Months after her daughter was born, Jessica Stevens, a lab supervisor at IU Health White Memorial Hospital was diagnosed with triple negative invasive ductal breast cancer. Now she is heading up a team for the 2019 Komen Race for the Cure on April 27. The name of the team: “Do More for Stage Four.”
She thought it was a clogged milk duct. She was a new mom and Jessica Stevens was focused on breastfeeding her seven-month-old daughter. Cancer was not on her mind.
It was early August 2018 when she discovered the lump in her left breast. She decided to wait a bit and see if it would clear up. But after two weeks when the lump hadn’t changed Stevens messaged her OB/GYN who suggested massaging the area and applying warm compresses. The focus was still on a clogged milk duct.
“So I did that for about a week. I remembered that mastitis usually causes tenderness and pain, but that wasn’t the case for me so I called and made an appointment with my OB/GYN. Dr. C. Jeffrey Myers took a look, asked if it had grown since I had first noticed it – I wasn’t sure,” said Stevens.
A graduate of Twin Lakes High School, Stevens earned bachelors degrees in biology and chemistry from St. Joseph College. She started as a med tech at IU Health White County Memorial Hospital in the fall of 2008 and advanced to Laboratory Supervisor in the spring of 2017. In May she will celebrate her ninth wedding anniversary to her high school sweetheart Carey Stevens. They welcomed their first child, a daughter named Aurora Quinn in February 2018.
Life was busy. Life was full.
Even when her doctor ordered an ultrasound, Stevens didn’t think there was much cause for concern.
“I have a history of cysts that have been removed and I figured it was just that,” said Stevens. An ultrasound and mammogram were scheduled that day. With Steven’s dense breast tissue, a cautionary recommendation was made to have a biopsy.
“Once I called my OB/GYN the radiology team at IU Health White Memorial was amazing at getting me scheduled quickly,” said Stevens. The night before the biopsy she discovered something else – another hard lump. This one was in her left armpit.

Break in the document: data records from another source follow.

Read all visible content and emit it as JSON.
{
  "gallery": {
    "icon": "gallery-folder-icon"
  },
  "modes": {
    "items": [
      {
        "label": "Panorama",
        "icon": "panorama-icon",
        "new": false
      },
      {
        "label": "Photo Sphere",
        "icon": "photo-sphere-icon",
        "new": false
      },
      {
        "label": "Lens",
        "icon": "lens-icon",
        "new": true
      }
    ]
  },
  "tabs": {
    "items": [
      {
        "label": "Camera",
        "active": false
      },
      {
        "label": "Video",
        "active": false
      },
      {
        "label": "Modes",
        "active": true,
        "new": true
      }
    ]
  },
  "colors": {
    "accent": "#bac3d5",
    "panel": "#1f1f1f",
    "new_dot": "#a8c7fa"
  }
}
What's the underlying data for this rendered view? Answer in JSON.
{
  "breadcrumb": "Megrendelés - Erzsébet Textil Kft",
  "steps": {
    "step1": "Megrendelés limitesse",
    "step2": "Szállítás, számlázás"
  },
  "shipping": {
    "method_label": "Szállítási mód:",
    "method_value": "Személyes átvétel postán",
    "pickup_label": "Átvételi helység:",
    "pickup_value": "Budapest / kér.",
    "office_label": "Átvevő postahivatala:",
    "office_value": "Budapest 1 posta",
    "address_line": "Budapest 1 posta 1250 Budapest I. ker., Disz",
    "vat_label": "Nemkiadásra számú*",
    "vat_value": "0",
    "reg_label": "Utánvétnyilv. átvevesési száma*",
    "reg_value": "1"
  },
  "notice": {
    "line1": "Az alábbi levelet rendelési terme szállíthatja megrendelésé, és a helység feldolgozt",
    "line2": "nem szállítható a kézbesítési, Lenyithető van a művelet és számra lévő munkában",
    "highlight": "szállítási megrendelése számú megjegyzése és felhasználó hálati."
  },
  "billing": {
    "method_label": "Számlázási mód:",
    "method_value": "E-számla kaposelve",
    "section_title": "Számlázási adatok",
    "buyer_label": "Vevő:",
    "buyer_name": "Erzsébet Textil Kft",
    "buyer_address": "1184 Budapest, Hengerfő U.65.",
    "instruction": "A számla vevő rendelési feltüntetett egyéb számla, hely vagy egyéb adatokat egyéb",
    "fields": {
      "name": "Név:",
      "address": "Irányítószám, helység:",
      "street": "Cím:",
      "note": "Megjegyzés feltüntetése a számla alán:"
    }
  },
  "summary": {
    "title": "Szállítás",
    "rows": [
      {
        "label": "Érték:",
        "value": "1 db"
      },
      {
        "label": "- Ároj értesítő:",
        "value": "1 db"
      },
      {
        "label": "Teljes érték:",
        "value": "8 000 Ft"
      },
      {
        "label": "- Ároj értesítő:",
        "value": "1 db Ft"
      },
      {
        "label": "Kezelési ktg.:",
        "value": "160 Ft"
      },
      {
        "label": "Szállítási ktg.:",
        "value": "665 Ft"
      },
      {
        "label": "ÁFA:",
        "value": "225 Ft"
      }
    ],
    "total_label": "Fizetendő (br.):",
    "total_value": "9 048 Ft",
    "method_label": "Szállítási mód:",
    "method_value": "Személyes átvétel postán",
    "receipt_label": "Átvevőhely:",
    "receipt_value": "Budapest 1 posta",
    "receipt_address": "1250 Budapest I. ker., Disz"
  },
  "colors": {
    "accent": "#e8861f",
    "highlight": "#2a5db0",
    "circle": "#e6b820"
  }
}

Both areas were biopsied and a week later, on Oct. 4, 2018 Stevens was diagnosed with triple negative invasive ductal carcinoma in her breast and a benign lymph node. There was more. She had been coping with reoccurring back pain and more tests showed a tumor on her spine. Further tests showed the cancer had spread to her lungs.
“The spine tumor biopsy showed the same cancer cells from my breast so it was decided then that my diagnosis had changed to metastatic (or stage four),” said Stevens. “In less than a month I was diagnosed with breast cancer, had two surgeries, multiple MRIs, and was officially diagnosed with metastatic breast cancer,” said Stevens.
It was a meeting with IU Simon Cancer Center hematologist/oncologist Dr. Kathy Miller that set her on a course for an immunotherapy trial. She began treatments in December and after one cycle (three infusions) scans showed her tumors are gone.
“The doctors working on the trial were amazed. Apparently none of their patients have reacted this well to the Atezolizumab plus Chemotherapy combo,” said Stevens. “I’m pretty sure I almost fell out of my chair when I heard the news.”
While she knows the future is unpredictable, Stevens remains focused on the present.
That means taking her daughter out for her first Halloween, seeing the Christmas lights as a family and celebrating her daughter’s first birthday with family and friends. It means living her life.
“I know that a terminal diagnosis means that I’ll never win my personal war against cancer. I also know that I can win certain battles in that war. I decided early that this disease would affect my life as little as possible,” said Stevens. And she hopes to make it her mission to help educate others about metastatic breast cancer.
As part of that mission, on April 27 she will captain a team in the Komen Race for the Cure. The name of the team: “Do More for Stage Four.”
“Currently metastatic breast cancer is not survivable, causing the death of nearly 40,000 men and women each year. I do not want to be part of that statistic, so I will be raising awareness while raising funds,” said Stevens. “Cancer is a scary thing, but at this point everyone has been or will be affected by cancer in some way. My goal is to get people to talk about it. Talking about cancer makes it real and real can be fought. There are advances in cancer research every day, and I hope the more people talk about it the more they become aware of all they can do to help.”
— By T.J. Banes, Journalist, IU Health.